Now, close the cat's mouth, and stroke her throat gently to encourage swallowing. Most cats will lick their nose once they have swallowed. Once she swallows, you should be home free until the next dose is required. However, watch to make sure she hasn't tucked the pill to the side of her mouth waiting for a chance to spit it out.
Hydrate After Pilling
Some types of pills, particularly dry tablets, can get stuck in the cat's esophagus before eventually making their way down to your cat's stomach. Veterinarians recommend giving your cat water to drink after using a pill gun to help move the pill along in their system. You can also use a syringe or small turkey baster to give the cat water or low-sodium chicken broth.
Getting a Cat Pill Gun
Many veterinary clinics will sell cat pill guns but if your vet doesn't carry them, you can buy them at most pet supply stores. They usually retail for around $7 and can be found on online stores such as Chewy.com and Amazon.com and physical stores such as PetSmart and Petco.

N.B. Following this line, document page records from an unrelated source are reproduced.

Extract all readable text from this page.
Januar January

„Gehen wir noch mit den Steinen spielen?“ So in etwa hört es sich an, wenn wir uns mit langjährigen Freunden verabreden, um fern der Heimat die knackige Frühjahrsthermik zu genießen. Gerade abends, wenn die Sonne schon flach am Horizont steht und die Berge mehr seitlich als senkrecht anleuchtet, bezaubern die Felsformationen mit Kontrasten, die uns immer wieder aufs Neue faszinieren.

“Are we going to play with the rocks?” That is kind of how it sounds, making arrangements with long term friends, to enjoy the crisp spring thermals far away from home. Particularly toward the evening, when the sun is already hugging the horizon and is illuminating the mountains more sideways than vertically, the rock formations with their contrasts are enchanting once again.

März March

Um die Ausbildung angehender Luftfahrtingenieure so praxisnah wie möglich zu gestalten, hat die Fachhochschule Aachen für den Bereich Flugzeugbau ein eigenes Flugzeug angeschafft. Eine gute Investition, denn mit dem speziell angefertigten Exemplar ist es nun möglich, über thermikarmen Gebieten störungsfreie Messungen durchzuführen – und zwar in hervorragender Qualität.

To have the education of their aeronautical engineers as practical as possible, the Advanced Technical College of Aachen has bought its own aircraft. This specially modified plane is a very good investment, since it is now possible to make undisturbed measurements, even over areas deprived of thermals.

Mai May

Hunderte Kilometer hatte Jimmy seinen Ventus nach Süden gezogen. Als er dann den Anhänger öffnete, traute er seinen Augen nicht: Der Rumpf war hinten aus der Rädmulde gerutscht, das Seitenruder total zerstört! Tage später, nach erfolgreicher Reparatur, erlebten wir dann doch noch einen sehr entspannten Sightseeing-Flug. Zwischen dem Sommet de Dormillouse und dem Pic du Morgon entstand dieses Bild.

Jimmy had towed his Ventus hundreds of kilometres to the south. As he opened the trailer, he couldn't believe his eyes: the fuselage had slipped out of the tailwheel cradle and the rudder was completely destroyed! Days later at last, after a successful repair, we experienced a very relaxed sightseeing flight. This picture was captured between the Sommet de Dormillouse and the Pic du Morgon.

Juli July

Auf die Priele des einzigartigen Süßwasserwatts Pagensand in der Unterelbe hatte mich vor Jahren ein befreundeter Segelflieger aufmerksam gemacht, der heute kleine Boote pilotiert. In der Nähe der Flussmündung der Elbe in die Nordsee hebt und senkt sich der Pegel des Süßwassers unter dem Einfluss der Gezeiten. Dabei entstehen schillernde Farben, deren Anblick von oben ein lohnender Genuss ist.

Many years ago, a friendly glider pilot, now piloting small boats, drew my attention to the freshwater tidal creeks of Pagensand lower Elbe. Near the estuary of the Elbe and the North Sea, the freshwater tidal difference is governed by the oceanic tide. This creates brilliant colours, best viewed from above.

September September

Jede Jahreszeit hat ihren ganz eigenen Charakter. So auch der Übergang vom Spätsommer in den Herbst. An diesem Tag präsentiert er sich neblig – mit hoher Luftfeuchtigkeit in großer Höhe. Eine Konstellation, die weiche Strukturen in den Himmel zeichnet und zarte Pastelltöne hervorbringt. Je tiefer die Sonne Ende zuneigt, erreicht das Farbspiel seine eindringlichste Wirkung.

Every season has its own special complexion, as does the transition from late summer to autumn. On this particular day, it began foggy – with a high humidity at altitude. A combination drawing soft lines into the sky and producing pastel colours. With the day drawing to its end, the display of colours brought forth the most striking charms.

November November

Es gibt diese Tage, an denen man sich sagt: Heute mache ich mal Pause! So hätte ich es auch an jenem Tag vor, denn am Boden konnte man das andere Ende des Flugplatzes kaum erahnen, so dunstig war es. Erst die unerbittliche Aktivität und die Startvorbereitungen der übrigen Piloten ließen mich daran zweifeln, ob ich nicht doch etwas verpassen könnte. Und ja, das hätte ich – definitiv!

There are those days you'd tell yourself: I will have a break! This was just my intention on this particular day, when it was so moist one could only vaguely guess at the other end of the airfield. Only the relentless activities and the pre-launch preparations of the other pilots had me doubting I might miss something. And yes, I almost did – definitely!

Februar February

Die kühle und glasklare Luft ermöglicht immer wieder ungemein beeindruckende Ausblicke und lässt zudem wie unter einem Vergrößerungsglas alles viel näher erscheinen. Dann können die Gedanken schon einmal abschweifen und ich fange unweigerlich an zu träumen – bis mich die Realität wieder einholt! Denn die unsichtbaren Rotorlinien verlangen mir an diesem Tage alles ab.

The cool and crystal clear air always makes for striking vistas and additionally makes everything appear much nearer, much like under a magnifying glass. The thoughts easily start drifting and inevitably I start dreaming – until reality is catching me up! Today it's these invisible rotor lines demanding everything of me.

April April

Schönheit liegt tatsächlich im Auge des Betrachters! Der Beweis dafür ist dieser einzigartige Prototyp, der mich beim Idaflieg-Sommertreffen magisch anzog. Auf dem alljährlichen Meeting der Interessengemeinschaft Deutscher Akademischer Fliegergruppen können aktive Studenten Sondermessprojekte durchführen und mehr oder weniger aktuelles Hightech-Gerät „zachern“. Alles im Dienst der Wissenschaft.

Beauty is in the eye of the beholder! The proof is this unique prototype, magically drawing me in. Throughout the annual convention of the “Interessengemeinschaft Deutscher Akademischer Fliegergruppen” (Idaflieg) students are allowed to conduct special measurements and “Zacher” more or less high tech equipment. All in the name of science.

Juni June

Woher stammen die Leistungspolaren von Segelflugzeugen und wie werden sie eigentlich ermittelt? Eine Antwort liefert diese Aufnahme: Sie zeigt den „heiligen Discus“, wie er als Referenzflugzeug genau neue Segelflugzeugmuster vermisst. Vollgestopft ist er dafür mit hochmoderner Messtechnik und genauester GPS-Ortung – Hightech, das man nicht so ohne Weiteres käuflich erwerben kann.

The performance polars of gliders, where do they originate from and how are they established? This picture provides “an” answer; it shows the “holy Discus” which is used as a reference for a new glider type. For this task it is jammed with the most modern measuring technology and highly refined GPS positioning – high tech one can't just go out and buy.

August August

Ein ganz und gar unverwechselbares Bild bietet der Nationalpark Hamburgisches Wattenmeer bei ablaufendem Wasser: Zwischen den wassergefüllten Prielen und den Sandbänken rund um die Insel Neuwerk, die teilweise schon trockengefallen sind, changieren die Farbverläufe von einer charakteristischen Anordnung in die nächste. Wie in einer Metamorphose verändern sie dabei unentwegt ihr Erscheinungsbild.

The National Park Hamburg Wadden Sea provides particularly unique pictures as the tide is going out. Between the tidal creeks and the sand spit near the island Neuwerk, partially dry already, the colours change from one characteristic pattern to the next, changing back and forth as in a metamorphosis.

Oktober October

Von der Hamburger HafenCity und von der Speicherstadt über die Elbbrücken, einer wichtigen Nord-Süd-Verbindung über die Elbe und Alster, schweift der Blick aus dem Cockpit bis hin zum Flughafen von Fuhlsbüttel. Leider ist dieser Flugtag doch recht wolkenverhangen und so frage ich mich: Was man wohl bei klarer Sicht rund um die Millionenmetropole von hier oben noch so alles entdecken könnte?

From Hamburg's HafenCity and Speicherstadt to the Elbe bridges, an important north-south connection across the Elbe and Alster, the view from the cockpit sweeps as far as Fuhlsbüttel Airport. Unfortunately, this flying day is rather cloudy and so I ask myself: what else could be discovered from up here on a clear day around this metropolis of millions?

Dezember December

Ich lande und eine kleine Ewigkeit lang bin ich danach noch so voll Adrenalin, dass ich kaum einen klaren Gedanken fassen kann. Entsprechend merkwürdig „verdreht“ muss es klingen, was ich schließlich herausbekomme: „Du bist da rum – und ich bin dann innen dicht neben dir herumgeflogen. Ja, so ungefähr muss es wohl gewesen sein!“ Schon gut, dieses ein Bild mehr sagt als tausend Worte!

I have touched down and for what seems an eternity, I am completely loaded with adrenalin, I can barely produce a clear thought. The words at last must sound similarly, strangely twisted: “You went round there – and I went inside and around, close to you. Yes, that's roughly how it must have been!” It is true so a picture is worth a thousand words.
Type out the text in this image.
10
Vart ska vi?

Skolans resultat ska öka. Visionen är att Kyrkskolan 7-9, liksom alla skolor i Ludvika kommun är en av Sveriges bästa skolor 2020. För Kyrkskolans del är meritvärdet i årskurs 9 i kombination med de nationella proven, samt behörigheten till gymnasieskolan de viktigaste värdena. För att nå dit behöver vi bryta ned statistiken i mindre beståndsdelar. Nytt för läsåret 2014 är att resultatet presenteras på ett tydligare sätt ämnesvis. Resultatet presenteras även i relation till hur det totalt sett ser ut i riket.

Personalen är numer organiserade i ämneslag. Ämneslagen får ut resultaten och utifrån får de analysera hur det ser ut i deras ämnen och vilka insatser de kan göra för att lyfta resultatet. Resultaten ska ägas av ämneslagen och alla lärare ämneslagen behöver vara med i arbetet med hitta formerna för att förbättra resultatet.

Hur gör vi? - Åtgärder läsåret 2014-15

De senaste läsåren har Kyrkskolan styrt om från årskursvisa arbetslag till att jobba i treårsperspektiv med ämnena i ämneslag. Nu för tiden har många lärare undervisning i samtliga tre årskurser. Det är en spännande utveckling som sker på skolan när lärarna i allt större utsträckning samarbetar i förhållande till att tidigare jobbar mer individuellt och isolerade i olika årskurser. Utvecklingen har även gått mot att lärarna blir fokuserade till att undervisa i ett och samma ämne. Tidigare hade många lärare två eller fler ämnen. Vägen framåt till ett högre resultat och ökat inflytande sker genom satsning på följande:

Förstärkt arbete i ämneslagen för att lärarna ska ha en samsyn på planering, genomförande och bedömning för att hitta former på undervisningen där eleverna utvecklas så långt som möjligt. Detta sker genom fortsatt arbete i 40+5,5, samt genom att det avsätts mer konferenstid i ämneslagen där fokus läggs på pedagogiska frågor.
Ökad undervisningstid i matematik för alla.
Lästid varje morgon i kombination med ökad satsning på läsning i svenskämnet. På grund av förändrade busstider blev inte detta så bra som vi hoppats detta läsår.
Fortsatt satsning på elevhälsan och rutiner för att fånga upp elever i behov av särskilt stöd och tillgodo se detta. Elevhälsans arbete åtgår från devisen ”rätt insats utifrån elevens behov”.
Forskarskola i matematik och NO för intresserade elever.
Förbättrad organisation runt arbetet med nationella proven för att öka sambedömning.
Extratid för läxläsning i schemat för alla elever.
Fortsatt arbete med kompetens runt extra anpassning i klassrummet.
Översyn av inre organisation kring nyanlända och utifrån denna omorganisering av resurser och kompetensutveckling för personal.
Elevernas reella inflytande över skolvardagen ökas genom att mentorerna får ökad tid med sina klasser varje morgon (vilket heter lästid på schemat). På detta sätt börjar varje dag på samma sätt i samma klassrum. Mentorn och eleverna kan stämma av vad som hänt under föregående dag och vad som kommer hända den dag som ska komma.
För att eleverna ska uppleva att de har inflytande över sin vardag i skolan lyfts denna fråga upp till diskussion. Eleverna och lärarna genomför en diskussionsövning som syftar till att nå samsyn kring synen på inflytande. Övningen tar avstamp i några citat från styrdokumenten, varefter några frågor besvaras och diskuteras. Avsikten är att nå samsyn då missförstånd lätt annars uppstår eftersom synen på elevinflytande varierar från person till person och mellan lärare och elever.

Downsides to the Cat Pill Gun
Because most cats do not enjoy having pills forced down their throats with a foreign object, pill guns are not the best tool for long-term medication of a cat. While they can work for most kinds of pills, they can be harder on the cat's esophagus with hard dry pills compared to softer capsules. They can also make your cat fearful if they've had a bad experience with it and your cat will be harder to restrain and may hide when you bring the pill gun out.
Giving Cats Medicine
For many cat owners, there's little else that's worse than hearing the vet say, "Just give Fluffy one of these pills twice a day for the next two weeks, and it will fix her right up." If you find using a pill gun difficult, you can ask your veterinarian if a vet tech in the clinic would be willing to give you some training. Otherwise, there are other options for giving cats pills.
- You can try to give your cat her medicine by crushing the pill and mixing it with some wet cat food, but cats have a great sense of smell, and actually seem to be able to detect the foreign ingredient in their food.
- Pill Pockets are treats made specifically for placing medication inside and feeding to your cat.
- Ask your veterinarian if it's possible to get the medication in a liquid form.
Never Miss a Dose Again
That's the essential process for using a pill gun to medicate your cat. While Kitty may not appreciate these sessions, they're absolutely necessary for the medication to be effective. Missed doses can result in lost ground when treating an illness, and that's not good for your cat or you.